NEW YORK (GenomeWeb) – A team of Swedish researchers has received SEK 30 million ($3.3 million) to develop a new nanotechnology platform for detecting blood-borne markers in lung and breast cancer.
The Royal Institute of Technology (KTH) is leading the new project which is set to commence in January 2017. Researchers from Karolinska Institutet, SciLifeLab, and Acreo Swedish ICT, an electronics research institute based in Stockholm, are also taking part in the effort, which is being primarily funded via the Erling-Persson Family Foundation.
Jan Linnros, a professor of materials physics at KTH and project leader, told GenomeWeb that the roots of the current effort date back a decade to the development of a silicon-based electrical biosensor platform. While others have previously tried to use such platforms to detect circulating tumor cells in blood samples, Linnros said that such approaches have faced "major difficulty," as few circulating tumor cells are typically obtained from blood samples.
The researchers' solution to this problem will be to detect DNA or protein biomarkers in exosomes isolated from fine needle biopsies or blood of cancer patients, using their platform. These exosomes should not only come in "much higher quantities," Linnros said, but also reflect the tumor's RNA, microRNA, and surface proteins.
KTH and its partners are looking to pair two in-house detection technologies to do this. The first, described in a 2008 Nano Letters paper, is the use of silicon chips to detect electrical current changes in streptavidin binding to biotin. In the March 2016 edition of the journal Biosensors and Bioelectronics, the researchers outlined another method for label-free detection that works by monitoring changes in electric currents as biomolecules bind to the surface of a capillary channel. To validate the approach, they measured various protein-ligand and protein-protein systems.
According to the authors, the technology could be used to detect biomolecules at a concentration as low as 100 picomolar.
"We are striving for multiple sensing on the same chip for several proteins and DNA strands simultaneously," said Linnros. "We have demonstrated detection of protein and DNA using our sensors," he added, noting that the group ultimately aims to be able to deliver a functional platform for sensing cancer-specific exosomes by the time the project concludes in 2020.
Using the technology, the group will hone methods for detecting cancer-associated biomarkers in exosomes captured from patient blood samples. According to Linnros, they also hope to be able to detect therapeutic tumor targets, including mutated cell receptors like EGFR in non-small cell lung cancer, as well as similar growth factor receptor targets in breast cancer.

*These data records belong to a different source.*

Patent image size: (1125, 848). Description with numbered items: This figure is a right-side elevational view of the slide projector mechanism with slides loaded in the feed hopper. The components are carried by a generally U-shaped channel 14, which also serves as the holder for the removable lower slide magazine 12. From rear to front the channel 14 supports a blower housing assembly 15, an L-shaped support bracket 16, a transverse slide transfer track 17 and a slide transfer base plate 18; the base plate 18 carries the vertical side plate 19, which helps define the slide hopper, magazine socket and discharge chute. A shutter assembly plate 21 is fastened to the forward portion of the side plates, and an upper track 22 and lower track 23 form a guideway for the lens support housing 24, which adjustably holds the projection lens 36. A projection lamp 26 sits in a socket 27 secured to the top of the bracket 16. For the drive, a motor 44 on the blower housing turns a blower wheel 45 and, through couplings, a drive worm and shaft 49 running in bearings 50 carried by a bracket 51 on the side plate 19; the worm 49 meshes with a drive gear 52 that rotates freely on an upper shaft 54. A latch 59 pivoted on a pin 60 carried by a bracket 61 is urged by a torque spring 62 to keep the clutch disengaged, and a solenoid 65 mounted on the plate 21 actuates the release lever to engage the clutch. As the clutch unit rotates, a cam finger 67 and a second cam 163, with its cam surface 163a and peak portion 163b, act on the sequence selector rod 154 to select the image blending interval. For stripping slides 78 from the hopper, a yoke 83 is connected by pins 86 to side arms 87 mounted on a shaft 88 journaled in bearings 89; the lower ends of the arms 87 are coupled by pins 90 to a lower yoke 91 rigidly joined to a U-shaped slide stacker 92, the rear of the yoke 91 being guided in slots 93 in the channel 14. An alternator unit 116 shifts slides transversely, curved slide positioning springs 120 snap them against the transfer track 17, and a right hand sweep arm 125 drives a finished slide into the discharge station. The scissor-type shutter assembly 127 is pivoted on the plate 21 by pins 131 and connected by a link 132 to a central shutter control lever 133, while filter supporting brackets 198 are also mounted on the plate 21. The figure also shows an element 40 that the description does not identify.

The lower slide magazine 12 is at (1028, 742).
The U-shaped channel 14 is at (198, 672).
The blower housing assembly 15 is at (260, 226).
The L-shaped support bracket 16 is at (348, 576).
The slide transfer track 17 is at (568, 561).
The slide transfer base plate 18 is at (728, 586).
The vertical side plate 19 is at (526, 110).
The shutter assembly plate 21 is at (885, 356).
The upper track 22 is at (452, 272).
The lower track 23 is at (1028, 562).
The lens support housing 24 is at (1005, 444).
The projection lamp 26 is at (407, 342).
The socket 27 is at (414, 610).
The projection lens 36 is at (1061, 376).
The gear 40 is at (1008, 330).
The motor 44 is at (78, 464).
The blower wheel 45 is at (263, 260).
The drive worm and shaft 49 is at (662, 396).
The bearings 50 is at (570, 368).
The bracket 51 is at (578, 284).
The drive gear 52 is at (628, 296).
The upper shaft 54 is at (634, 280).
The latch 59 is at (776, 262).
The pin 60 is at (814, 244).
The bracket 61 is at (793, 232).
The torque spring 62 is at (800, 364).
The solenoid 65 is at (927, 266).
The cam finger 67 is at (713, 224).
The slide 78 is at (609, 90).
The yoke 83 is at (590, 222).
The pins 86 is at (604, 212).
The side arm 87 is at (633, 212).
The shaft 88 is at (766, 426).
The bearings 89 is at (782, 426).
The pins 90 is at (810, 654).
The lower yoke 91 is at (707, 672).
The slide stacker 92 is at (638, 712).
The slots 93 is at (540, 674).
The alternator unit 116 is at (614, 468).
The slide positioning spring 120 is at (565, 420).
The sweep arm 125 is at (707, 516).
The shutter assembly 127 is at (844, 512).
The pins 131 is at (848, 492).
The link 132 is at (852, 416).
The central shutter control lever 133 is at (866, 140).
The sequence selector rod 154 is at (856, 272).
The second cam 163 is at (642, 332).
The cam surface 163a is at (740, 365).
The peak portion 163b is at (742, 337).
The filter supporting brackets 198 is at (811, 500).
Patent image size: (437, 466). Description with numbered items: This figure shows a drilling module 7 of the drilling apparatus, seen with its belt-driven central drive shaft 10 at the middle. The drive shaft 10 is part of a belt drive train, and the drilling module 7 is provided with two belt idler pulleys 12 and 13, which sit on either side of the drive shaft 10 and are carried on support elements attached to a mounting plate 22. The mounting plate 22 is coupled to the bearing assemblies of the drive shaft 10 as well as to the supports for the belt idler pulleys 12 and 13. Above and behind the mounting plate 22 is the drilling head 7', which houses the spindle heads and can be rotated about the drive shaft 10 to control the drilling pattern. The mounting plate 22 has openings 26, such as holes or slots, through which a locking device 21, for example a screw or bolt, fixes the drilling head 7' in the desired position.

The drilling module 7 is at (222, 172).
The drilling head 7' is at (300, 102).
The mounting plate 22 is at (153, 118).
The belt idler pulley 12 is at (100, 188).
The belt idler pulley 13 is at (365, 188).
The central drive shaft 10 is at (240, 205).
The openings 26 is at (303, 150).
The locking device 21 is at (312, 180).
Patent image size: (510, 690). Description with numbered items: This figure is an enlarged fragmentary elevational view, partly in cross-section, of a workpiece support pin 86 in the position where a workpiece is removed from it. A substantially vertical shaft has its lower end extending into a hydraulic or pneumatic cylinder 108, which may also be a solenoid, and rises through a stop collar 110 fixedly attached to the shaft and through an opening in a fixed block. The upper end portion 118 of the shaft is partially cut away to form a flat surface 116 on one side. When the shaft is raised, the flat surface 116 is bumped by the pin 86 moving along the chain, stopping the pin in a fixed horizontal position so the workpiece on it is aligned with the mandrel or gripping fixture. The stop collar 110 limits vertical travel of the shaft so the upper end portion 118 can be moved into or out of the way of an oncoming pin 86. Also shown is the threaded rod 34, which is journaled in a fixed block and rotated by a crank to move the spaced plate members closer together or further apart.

"The team at Karolinska already has a biobank of plasma samples from which exosomes have been extracted for other types of analyses," said Linnros. "In addition, there will be a prospective collection of samples during treatment of NSCLC patients with different growth factor receptor-targeting therapies," he said. Linnros added that the exosomes will be extracted from samples including plasma, serum, fine-needle biopsies, and pleural effusions.
The research team will also undertake massively parallel sequencing to characterize both primary tumors and exosomes, Linnros said. They will also analyze blood samples from patients undergoing lung cancer treatment with drugs targeted toward mutated growth factor receptors or immunological signaling pathways.
"In the in vitro model systems of NSCLC, we will test various growth factor receptors and possibly other therapies of relevance for NSCLC," Linnros said. "It will include therapies against mutated EGFR, since those are of high clinical interest in NSCLC," he added. "Corresponding clinical samples will be used for validation."
Linnros said that his materials and nanophysics group at KTH will develop the sensor technology and carry out the sensing of the blood samples. Acreo will contribute hardware help, including clean-room processing and instrument set up, while other groups at KTH will functionalize the biosensors with DNA or protein capture reagents and carry out sequencing of the samples. Another group at Karolinska led by Rolf Lewensohn that specializes in lung cancer treatment will contribute signaling expertise, relevant in vitro model systems, as well as clinical samples from which the exosomes will be extracted and analyzed, Linnros said. Their research focus will be on markers relevant to growth factor-targeting therapies, he noted.
When asked about a clinical or commercial path for the resulting platform, Linnros said it was "too early to speculate" on the outcome of the project.
"It depends on sensor sensitivity, the multiplexing of biomarkers, and whether the technology can have a documented clinical relevance," Linnros said. "A first goal we have in mind is for monitoring of cancer patients during ongoing treatments," he added, "but developing a test for clinical application with full validation will be outside the scope of this three-year project."
The new project is one of several recently funded through the Erling-Persson Family Foundation. A separate, Karolinska-led effort recently received SEK 28 million to develop a multi-omic prostate cancer test called Stockholm3, as well as a follow-on, sequencing-based test.